徐:你的上述建议是不是就是你未来的研究计划呢?

曹:徐教授,我在此声明,这只是对那些有志于研究中国“三农”问题大而言之,是中国现代化问题的朋友的一点建议,绝不是我的研究计划。即使有些宏图,也非我能够完成。我年近60,已老眼昏花,旋踵即忌,即使心有余,也力不足了。中国知识分子的思维有一大特点,即喜欢将“中国”作为思考的对象,这或许是儒家“家国、天下”情怀的历史遗存吧,或也是近代中国贫穷积弱、落后挨打而激发出来的追赶情怀吧。

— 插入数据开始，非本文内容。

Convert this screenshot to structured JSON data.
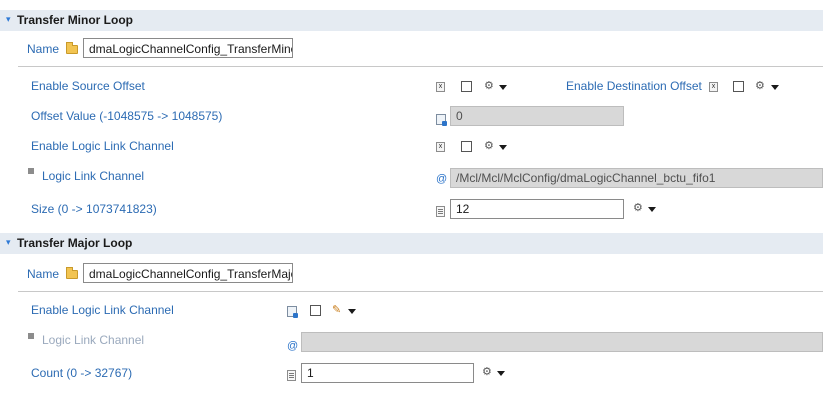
{
  "minor_loop": {
    "title": "Transfer Minor Loop",
    "name_label": "Name",
    "name_value": "dmaLogicChannelConfig_TransferMinor",
    "rows": {
      "enable_source_offset": "Enable Source Offset",
      "enable_destination_offset": "Enable Destination Offset",
      "offset_value": "Offset Value (-1048575 -> 1048575)",
      "offset_value_field": "0",
      "enable_logic_link_channel": "Enable Logic Link Channel",
      "logic_link_channel": "Logic Link Channel",
      "logic_link_channel_field": "/Mcl/Mcl/MclConfig/dmaLogicChannel_bctu_fifo1",
      "size": "Size (0 -> 1073741823)",
      "size_field": "12"
    }
  },
  "major_loop": {
    "title": "Transfer Major Loop",
    "name_label": "Name",
    "name_value": "dmaLogicChannelConfig_TransferMajor",
    "rows": {
      "enable_logic_link_channel": "Enable Logic Link Channel",
      "logic_link_channel": "Logic Link Channel",
      "logic_link_channel_field": "",
      "count": "Count (0 -> 32767)",
      "count_field": "1"
    }
  },
  "icons": {
    "expand": "▾",
    "x_marker": "x",
    "gear": "⚙",
    "pencil": "✎",
    "link": "@"
  }
}
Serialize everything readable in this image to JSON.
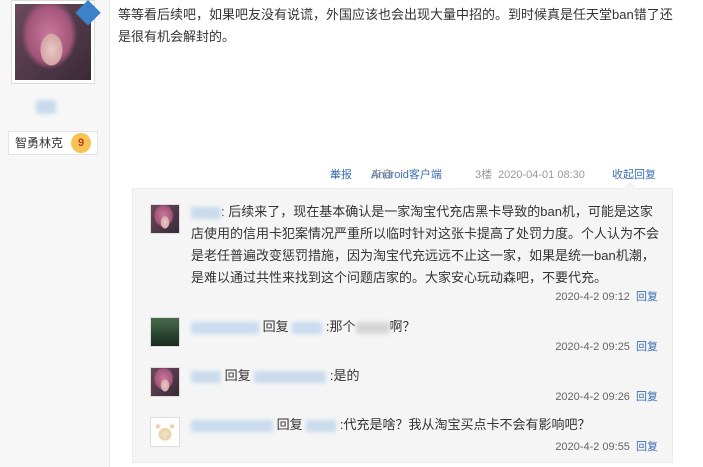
{
  "sidebar": {
    "user_title": "智勇林克",
    "level": "9"
  },
  "post": {
    "body": "等等看后续吧，如果吧友没有说谎，外国应该也会出现大量中招的。到时候真是任天堂ban错了还是很有机会解封的。"
  },
  "meta": {
    "report": "举报",
    "device_prefix": "来自",
    "device_link": "Android客户端",
    "floor": "3楼",
    "date": "2020-04-01 08:30",
    "collapse": "收起回复"
  },
  "replies": [
    {
      "content": "后续来了，现在基本确认是一家淘宝代充店黑卡导致的ban机，可能是这家店使用的信用卡犯案情况严重所以临时针对这张卡提高了处罚力度。个人认为不会是老任普遍改变惩罚措施，因为淘宝代充远远不止这一家，如果是统一ban机潮，是难以通过共性来找到这个问题店家的。大家安心玩动森吧，不要代充。",
      "time": "2020-4-2 09:12",
      "reply_label": "回复"
    },
    {
      "reply_word": "回复",
      "content_a": ":那个",
      "content_b": "啊？",
      "time": "2020-4-2 09:25",
      "reply_label": "回复"
    },
    {
      "reply_word": "回复",
      "content": ":是的",
      "time": "2020-4-2 09:26",
      "reply_label": "回复"
    },
    {
      "reply_word": "回复",
      "content": ":代充是啥？我从淘宝买点卡不会有影响吧？",
      "time": "2020-4-2 09:55",
      "reply_label": "回复"
    }
  ],
  "colors": {
    "link": "#3c6fb3",
    "reply_bg": "#f5f5f5",
    "meta_text": "#999999"
  }
}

将“中国”作为思考对象,一切思维的头脑遭遇到三大难以逾越的挑战:一是中国历史甚长,悠悠浩瀚;二是中国甚大,区域差异使你不敢下一般判断;三是近代以来,尤其是改革开放以来,变化太快。我在上世纪90年代中就将这一令人炫目的变化称为“千年未有之大变局”。当然,中国自近代以来,各代知识分子都认为国已处于“剧变”之中。这些年来,我内心反复浮起庄子的警告:“吾生也有涯,而知无涯,以无涯逐无涯殆矣。”幸而,中国新生代学人,尤其是通过各专业出来的博士生们,已抛弃了我们这代人的“宏远预见”的想法,不可逾越的专业化迫使他们在各自狭窄的专业内寻找突破。这样,作为思考对象的整体性、历史性的“中国”将被专业化而割裂成各自的研究对象,其结果,各部分、各细节的清晰化将有可能导致整体与历史成为难以理解的模糊怪影。这是令人忧虑但又无奈的事。至于我本人,既无力思考“中国”,又不顾“专业化”,在我的身体尚能支持大脑的往后岁月,大部分时间凭着古人的典籍治着古今之适来回涉步,与先贤对话,共商当下。较长时间的田野研究,可能要终止了。能做的只是利用各种会议的机会到各地农村走走、看看。

徐:好吧!已经11点了,明天你还要上山考察,今晚就谈到这里。非常感谢你在武义接受我的采访。

【录音整理:黄兰红】

附记:访谈时间为2006年8月24日晚,地点在浙江武义县德尔宾馆503号房。